Analytics will change business processes, incorporating data-driven insights for improved decision-making and workflow execution. Organizations must learn to unlock the value of data for analytical insights. These insights drive intelligent next-best-actions that can weave appropriately synchronized execution across their operations. It is critical to synthesize multiple sources of data across end-to-end operations for a robust and comprehensive data ecosystem. Organizations can more readily gain a 360° view of customers across the life cycle. They can discover, predict, and prescribe opportunities that drive actionable insights for improved decision making that optimize business and customer outcomes.

Advances in robotics, machine learning, and artificial intelligence (AI) can minimize the human touch, provide predictive insights, enhance productivity, scale throughput, increase accuracy, and improve overall outcomes. Robotic process automation (RPA) technology solutions simulate the routine or repetitive actions of human workers. When integrated with cognitive technology solutions like machine learning, natural language processing, speech recognition, and more, companies can automate recurring and judgement-based functions and workflows, improving efficiency and agility while lowering costs. Deploying such a ‘digital workforce’ that incorporates these technologies, organizations can ensure always-on services for customers, eliminating human errors and inefficiencies. Combining human and virtual agents in appropriate customer interactions can provide expedient and higher-quality customer experiences.

Case Study #2

An integrated financial services organization needed to transform its end-to-end policy claims and accounting management processes. At the time, its costs were higher than industry norms. Through a design thinking approach, a comprehensive, company-wide assessment of business functions was conducted. Executives, stakeholders, and experts were engaged in understanding current business processes while collaborating on future solution designs.

In addition, several technology initiatives set out to minimize the impact of legacy systems and disparate data sources.
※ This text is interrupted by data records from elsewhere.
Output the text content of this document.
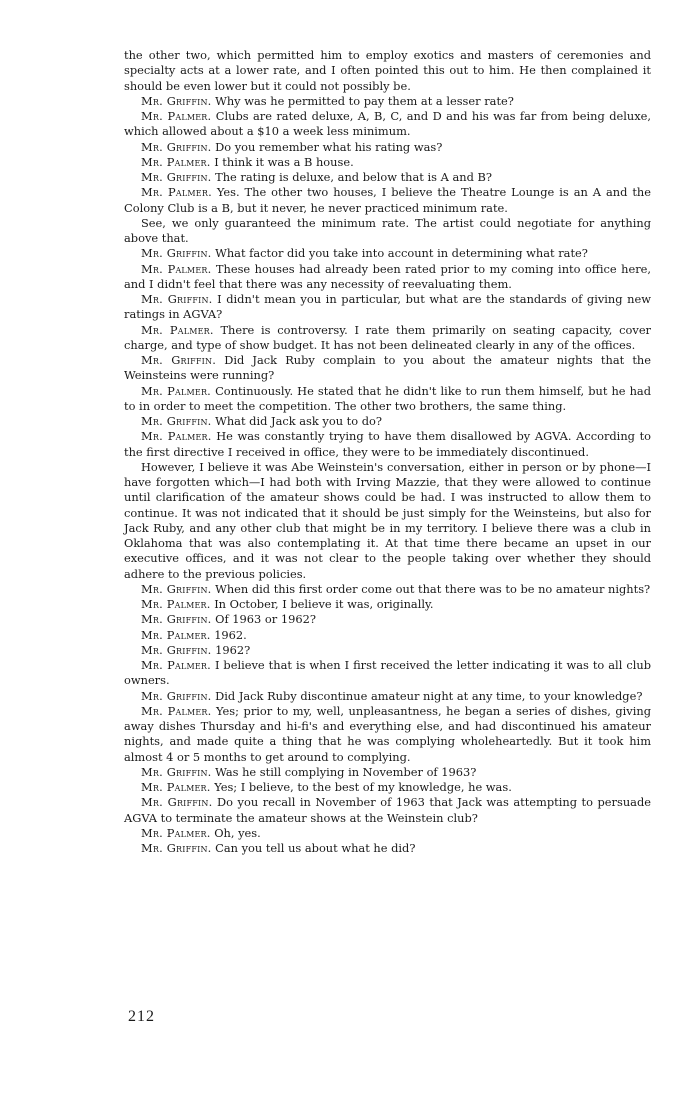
the other two, which permitted him to employ exotics and masters of ceremonies and specialty acts at a lower rate, and I often pointed this out to him. He then complained it should be even lower but it could not possibly be.

Mr. Griffin. Why was he permitted to pay them at a lesser rate?

Mr. Palmer. Clubs are rated deluxe, A, B, C, and D and his was far from being deluxe, which allowed about a $10 a week less minimum.

Mr. Griffin. Do you remember what his rating was?

Mr. Palmer. I think it was a B house.

Mr. Griffin. The rating is deluxe, and below that is A and B?

Mr. Palmer. Yes. The other two houses, I believe the Theatre Lounge is an A and the Colony Club is a B, but it never, he never practiced minimum rate.

See, we only guaranteed the minimum rate. The artist could negotiate for anything above that.

Mr. Griffin. What factor did you take into account in determining what rate?

Mr. Palmer. These houses had already been rated prior to my coming into office here, and I didn't feel that there was any necessity of reevaluating them.

Mr. Griffin. I didn't mean you in particular, but what are the standards of giving new ratings in AGVA?

Mr. Palmer. There is controversy. I rate them primarily on seating capacity, cover charge, and type of show budget. It has not been delineated clearly in any of the offices.

Mr. Griffin. Did Jack Ruby complain to you about the amateur nights that the Weinsteins were running?

Mr. Palmer. Continuously. He stated that he didn't like to run them himself, but he had to in order to meet the competition. The other two brothers, the same thing.

Mr. Griffin. What did Jack ask you to do?

Mr. Palmer. He was constantly trying to have them disallowed by AGVA. According to the first directive I received in office, they were to be immediately discontinued.

However, I believe it was Abe Weinstein's conversation, either in person or by phone—I have forgotten which—I had both with Irving Mazzie, that they were allowed to continue until clarification of the amateur shows could be had. I was instructed to allow them to continue. It was not indicated that it should be just simply for the Weinsteins, but also for Jack Ruby, and any other club that might be in my territory. I believe there was a club in Oklahoma that was also contemplating it. At that time there became an upset in our executive offices, and it was not clear to the people taking over whether they should adhere to the previous policies.

Mr. Griffin. When did this first order come out that there was to be no amateur nights?

Mr. Palmer. In October, I believe it was, originally.

Mr. Griffin. Of 1963 or 1962?

Mr. Palmer. 1962.

Mr. Griffin. 1962?

Mr. Palmer. I believe that is when I first received the letter indicating it was to all club owners.

Mr. Griffin. Did Jack Ruby discontinue amateur night at any time, to your knowledge?

Mr. Palmer. Yes; prior to my, well, unpleasantness, he began a series of dishes, giving away dishes Thursday and hi-fi's and everything else, and had discontinued his amateur nights, and made quite a thing that he was complying wholeheartedly. But it took him almost 4 or 5 months to get around to complying.

Mr. Griffin. Was he still complying in November of 1963?

Mr. Palmer. Yes; I believe, to the best of my knowledge, he was.

Mr. Griffin. Do you recall in November of 1963 that Jack was attempting to persuade AGVA to terminate the amateur shows at the Weinstein club?

Mr. Palmer. Oh, yes.

Mr. Griffin. Can you tell us about what he did?

212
This included: 1. Digitization of all paper-based and hand-written forms and images 2. Smart workflow and document management enabling automatic routing of transactions and documents as well as business rules-based workload management 3. Robotic process automation for business rules-based data entry, use, and interpretation 4. Integrated customer interaction history, policy, and claims information within a customer relationship management (CRM) system 5. Broad data architecture and consolidation leveraged by a cloud-based analytics platform to support strategic and operational analytics, i.e. dashboard and reporting, strategic diagnostics, and related business decision support. The result was a transformed, end-to-end policy management process with improved cash flow, increased transaction accuracy, timely policy-holder interactions, and a greatly enhanced customer experience.